Keoghs has defended the first reported decision testing the parameters of the rules on QOCS exceptions in Scotland, in the case of Lennox v Iceland Foods Limited. The decision provides clarification on how courts may define ‘manifestly unreasonable’ when deciding whether to apply QOCS in future cases.
Historically, expenses followed success. In Scottish personal injury actions, we have moved away from this maxim and now QOCS applies, as it has done in England and Wales for many years. Following the introduction of the Civil Litigation (Expenses and Group Proceedings) (Scotland) Act 2018, there are now limited circumstances in which a defender is entitled to recover their costs (Section 8(4)).
In circumstances where the defender wants to seek to recover their costs, they must show that:-
Following a successful defence in the case of Helen Lennox v Iceland Foods Limited, the defender sought to argue that the claimant had behaved in a manifestly unreasonable manner and that the proceedings had been conducted in what amounted to an abuse of process. Keoghs sought to argue that the claim had no real prospect of success and that the Court ought to disapply QOCS in the circumstances.
The crux of the argument was that the claimant had set out a written case in the pleadings and had failed to take steps to attempt to prove that case with the required evidence. The claimant had been invited to discontinue on several occasions through the course of claim.
The facts were that the claimant tripped over shopping baskets which had been left at the head of a checkout in the defender’s store. Only the claimant and her daughter gave evidence. The claimant said that the defender had failed to adhere to its own policy for removing hazards but did not lead evidence in relation to any policy. The claimant relied entirely on CCTV evidence to demonstrate a breach of the Occupiers’ Liability (Scotland) Act 1960 – a failure to take reasonable care to keep the store free from hazards. Ultimately, in a short ex tempore decision, the Sheriff found that the CCTV did not demonstrate a lack of reasonable care on the part of the defender. It showed an employee of the defender having inspected the area around three minutes before the incident, and prior to the baskets being left.
The defender’s subsequent application to disapply QOCS was refused. The decision is the first published under the new court rules (Ordinary Cause Rule 31A). It is helpful as it sets out how the Court is likely to approach similar motions in future. The decision clarifies the Court’s approach to the meaning of “manifestly unreasonable” and also conduct which might amount to an abuse of process.
The Sheriff found that the term “manifestly unreasonable” is not complicated, it is something which is “obviously unreasonable”. It is a high test and the circumstances are likely to be exceptional.

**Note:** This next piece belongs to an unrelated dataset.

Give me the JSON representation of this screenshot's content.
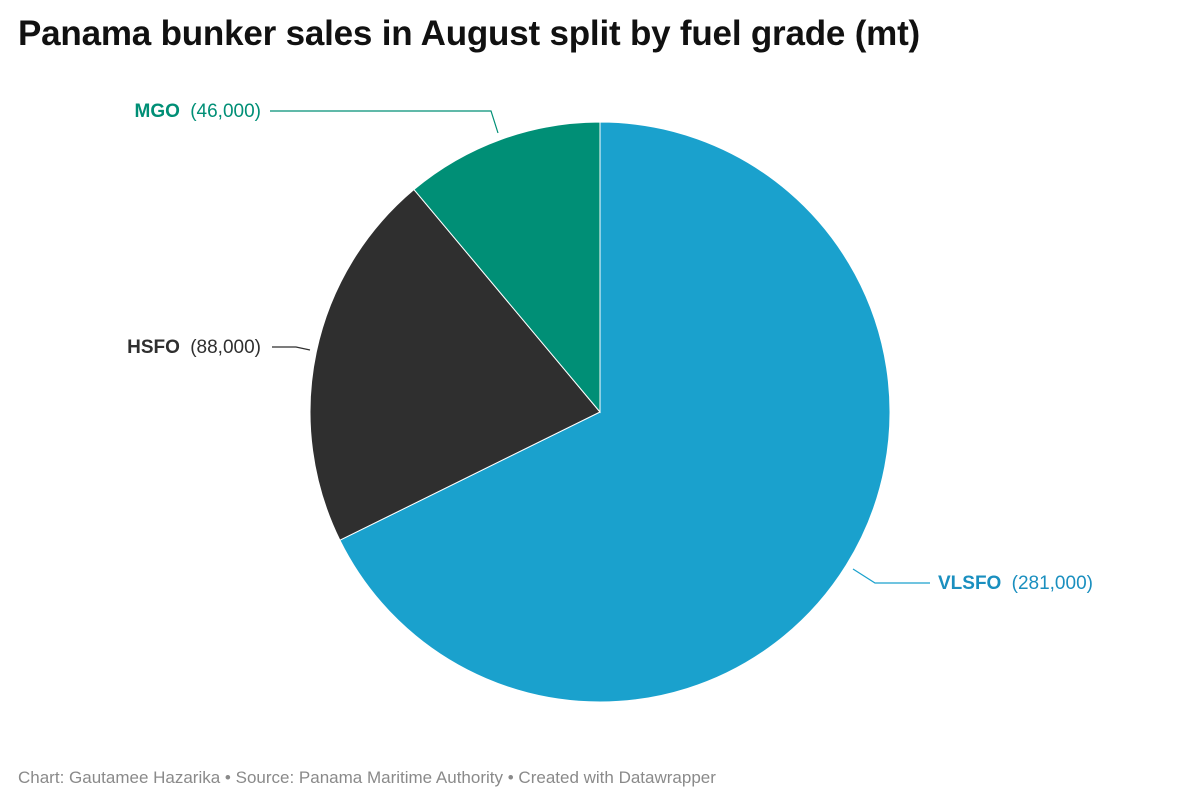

Manifestly unreasonable was to be distinguished from abuse of process otherwise there was no necessity for the alternative provision.
The Sheriff accepted that an abuse of process was as defined in Macphail’s Sheriff Court Practice:-
“…misuse of the procedure of the Court in a way which…would nevertheless be manifestly unfair to a party to the litigation, or would otherwise bring the administration of justice into disrepute among right-thinking people. The circumstances in which abuse of process can arise are very varied. It is an abuse of process for a Pursuer unreasonably to initiate or continue an action when it has no or substantially no chance of success…The concept of an abuse of process would include the making of false statements of fact based on fabricated documents, but it is not confined to fraud…The essential question is whether the action compromises the integrity of the Court’s procedures. It might do so if it wastefully occupied the time and resources of the Court if the claim was obviously without merit”

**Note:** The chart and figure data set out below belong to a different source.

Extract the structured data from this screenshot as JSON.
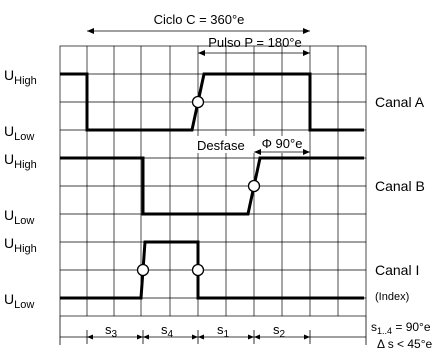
{
  "cycle_label": "Ciclo C = 360°e",
  "pulse_label": "Pulso P = 180°e",
  "phase_label": "Desfase",
  "phase_value": "Φ 90°e",
  "u_high": "U",
  "u_low": "U",
  "high_sub": "High",
  "low_sub": "Low",
  "channels": [
    {
      "name": "Canal A"
    },
    {
      "name": "Canal B"
    },
    {
      "name": "Canal I",
      "note": "(Index)"
    }
  ],
  "segments": [
    {
      "main": "s",
      "sub": "3"
    },
    {
      "main": "s",
      "sub": "4"
    },
    {
      "main": "s",
      "sub": "1"
    },
    {
      "main": "s",
      "sub": "2"
    }
  ],
  "legend_line1": {
    "main": "s",
    "sub": "1..4",
    "rest": " = 90°e"
  },
  "legend_line2": "Δ s < 45°e"
}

The Sheriff found that the claimant had not acted manifestly unreasonably on the basis that the Court might have interpreted the CCTV in a different way, resulting in the claimant succeeding with her claim. In addition, it followed that there was no abuse of process as this was not a case which the Sheriff felt had no or substantially no chance of success.
This is the first reported decision testing the parameters of the rules on QOCS exceptions in Scotland. Perhaps that is not a surprise. QOCS exceptions are by their very nature, exceptional. Around 18 months after their introduction, we continue to await clarification around the fraud exception and what amounts to “a fraudulent misrepresentation in connection with the claim”.
The term “abuse of process” is well known in Scotland. Although the circumstances are varied, abuse of process is typically associated with conduct of a more egregious nature and the description of it in the quotation above amounting to the raising or continuing with a court action without real prospect of success might on one view be an oversimplification of the underlying case precedent. Abuse of process is ordinarily understood to be a matter of some significance. It is likely that only the most plainly unmeritorious claims will be considered in this category.
However, the decision takes us a small step forward in understanding how the Scottish specialist personal injury Court will determine what amounts to manifestly unreasonable behaviour. The Court reiterated that each case will be considered on its own facts and circumstances, and that what it is concerned with is obviously unreasonable behaviour. Could the pursuit or persistence of an unmeritorious claim be obviously unreasonable? The test is described as a high one. Clearly, any claim featuring a material factual dispute will not meet the test but it will be of real interest to defenders to see whether the Court might in future provide any disincentive to claimants, empowered by QOCS, from pursuing poor claims where any reasonable assessment of the evidence would conclude that it was bound to fail.